Michael Caine y Jude Law juegan una peligrosa partida de ajedrez en un remake notable e increíblemente respetuoso con la inteligencia del espectador: definitivamente, Mankiewicz NO se está revolviendo en su tumba
No es casual que esta película de falsas apariencias y pulsiones subterráneas esté plagada de cámaras de seguridad, visores nocturnos y demás parafernalia de vigilancia tecnológica: el espectador casi siente que está espiando las actividades secretas de dos personajes que, en un escenario sumamente minimalista, ejecutan una danza ritual movida siempre entre los extremos del deseo y la humillación. Sin duda, Caine es el que se lleva la parte del león al volver sobre “La huella” sin que parezca que lo está haciendo, aunque eso no significa que Law (contenido cuando debe ser contenido, excesivo cuando debe ser excesivo) no esté a la altura de las circunstancias. Ambos consiguen que este compacto remake esté recorrido por una intensidad actoral casi electrizante: aunque ya conozcamos los ases que la trama se guarda en la manga, es un placer ver la elegancia con la que sus intérpretes ayudan a colocarlos sobre la mesa.
“La huella” es un juego de dos, pero no sólo frente a las cámaras (Caine y Law), sino también detrás de ellas: tanto el director Kenneth Branagh como el guionista de lujo Harold Pinter han sabido enfrentarse a un clásico de manera harto inteligente. El primero, mediante una puesta en escena brillantemente cerebral, que coloca a sus personajes en un espacio aséptico y esencializado, en contraste con el exceso ornamental del filme de 1972, y rehuye toda acusación de teatralidad (esto es puro cine).
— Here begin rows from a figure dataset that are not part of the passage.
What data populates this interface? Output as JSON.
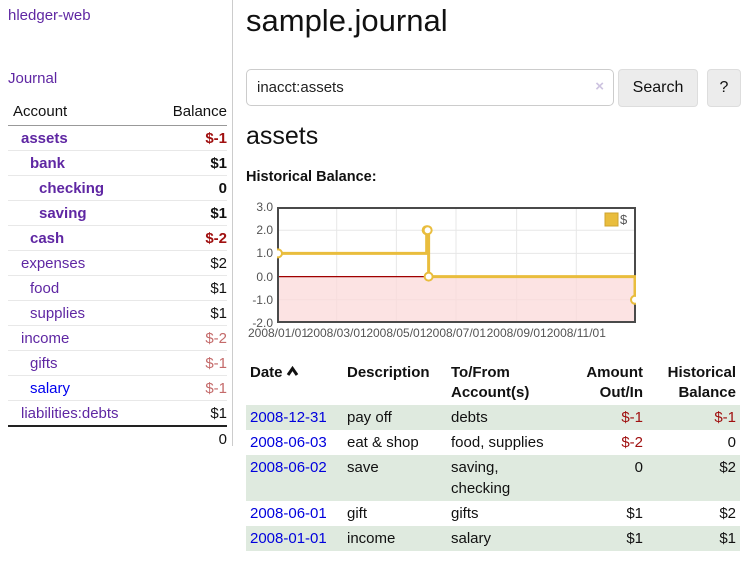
{
  "app": {
    "brand": "hledger-web",
    "nav_journal": "Journal"
  },
  "sidebar": {
    "accounts_table": {
      "col_account": "Account",
      "col_balance": "Balance",
      "rows": [
        {
          "name": "assets",
          "balance": "$-1",
          "depth": 1,
          "bold": true,
          "balance_color": "neg-strong"
        },
        {
          "name": "bank",
          "balance": "$1",
          "depth": 2,
          "bold": true,
          "balance_color": "normal"
        },
        {
          "name": "checking",
          "balance": "0",
          "depth": 3,
          "bold": true,
          "balance_color": "normal"
        },
        {
          "name": "saving",
          "balance": "$1",
          "depth": 3,
          "bold": true,
          "balance_color": "normal"
        },
        {
          "name": "cash",
          "balance": "$-2",
          "depth": 2,
          "bold": true,
          "balance_color": "neg-strong"
        },
        {
          "name": "expenses",
          "balance": "$2",
          "depth": 1,
          "bold": false,
          "balance_color": "normal"
        },
        {
          "name": "food",
          "balance": "$1",
          "depth": 2,
          "bold": false,
          "balance_color": "normal"
        },
        {
          "name": "supplies",
          "balance": "$1",
          "depth": 2,
          "bold": false,
          "balance_color": "normal"
        },
        {
          "name": "income",
          "balance": "$-2",
          "depth": 1,
          "bold": false,
          "balance_color": "neg-soft"
        },
        {
          "name": "gifts",
          "balance": "$-1",
          "depth": 2,
          "bold": false,
          "balance_color": "neg-soft"
        },
        {
          "name": "salary",
          "balance": "$-1",
          "depth": 2,
          "bold": false,
          "balance_color": "neg-soft",
          "link_color": "blue"
        },
        {
          "name": "liabilities:debts",
          "balance": "$1",
          "depth": 1,
          "bold": false,
          "balance_color": "normal"
        }
      ],
      "total": "0"
    }
  },
  "header": {
    "title": "sample.journal"
  },
  "search": {
    "value": "inacct:assets",
    "clear_icon": "×",
    "button": "Search",
    "help_button": "?"
  },
  "account_page": {
    "heading": "assets",
    "chart_label": "Historical Balance:"
  },
  "chart_data": {
    "type": "line",
    "title": "Historical Balance",
    "step": true,
    "series": [
      {
        "name": "$",
        "color": "#e9bd3d",
        "points": [
          [
            "2008-01-01",
            1
          ],
          [
            "2008-06-01",
            2
          ],
          [
            "2008-06-02",
            2
          ],
          [
            "2008-06-03",
            0
          ],
          [
            "2008-12-31",
            -1
          ]
        ]
      }
    ],
    "xlim": [
      "2008-01-01",
      "2008-12-31"
    ],
    "ylim": [
      -2,
      3
    ],
    "x_ticks": [
      "2008/01/01",
      "2008/03/01",
      "2008/05/01",
      "2008/07/01",
      "2008/09/01",
      "2008/11/01"
    ],
    "y_ticks": [
      "3.0",
      "2.0",
      "1.0",
      "0.0",
      "-1.0",
      "-2.0"
    ],
    "grid": true,
    "legend_position": "top-right",
    "negative_region_color": "#fbdada",
    "zero_line_color": "#a00000",
    "border_color": "#4a4a4a"
  },
  "register_table": {
    "headers": {
      "date": "Date",
      "description": "Description",
      "tofrom_1": "To/From",
      "tofrom_2": "Account(s)",
      "amount_1": "Amount",
      "amount_2": "Out/In",
      "hist_1": "Historical",
      "hist_2": "Balance"
    },
    "sort": {
      "column": "date",
      "direction": "ascending"
    },
    "rows": [
      {
        "date": "2008-12-31",
        "description": "pay off",
        "accounts": "debts",
        "amount": "$-1",
        "amount_neg": true,
        "balance": "$-1",
        "balance_neg": true,
        "shaded": true
      },
      {
        "date": "2008-06-03",
        "description": "eat & shop",
        "accounts": "food, supplies",
        "amount": "$-2",
        "amount_neg": true,
        "balance": "0",
        "balance_neg": false,
        "shaded": false
      },
      {
        "date": "2008-06-02",
        "description": "save",
        "accounts": "saving, checking",
        "amount": "0",
        "amount_neg": false,
        "balance": "$2",
        "balance_neg": false,
        "shaded": true
      },
      {
        "date": "2008-06-01",
        "description": "gift",
        "accounts": "gifts",
        "amount": "$1",
        "amount_neg": false,
        "balance": "$2",
        "balance_neg": false,
        "shaded": false
      },
      {
        "date": "2008-01-01",
        "description": "income",
        "accounts": "salary",
        "amount": "$1",
        "amount_neg": false,
        "balance": "$1",
        "balance_neg": false,
        "shaded": true
      }
    ]
  }
}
El segundo, con una aproximación personalísima a la obra original de Anthony Shaffer, a la que le añade un tercer acto que, quizá, sea al mismo tiempo lo más atrevido y lo más acertado de la función. Es una pena no poder comentar más a fondo los secretos de esta nueva versión, pero hacerlo sería lastimar su factor sorpresa: lo mejor es ir a verla sin miedo, que no todas las semanas se estrenan películas que nos traten con tanto respeto y nos hagan sentir menos estúpidos.




Octubre 19th, 2007 - 15:07
Pinter nos la ha metido doblada y nos ha reeditado otra obrita teatral suya, a la altura de The Birthday Party u otros tesoracos.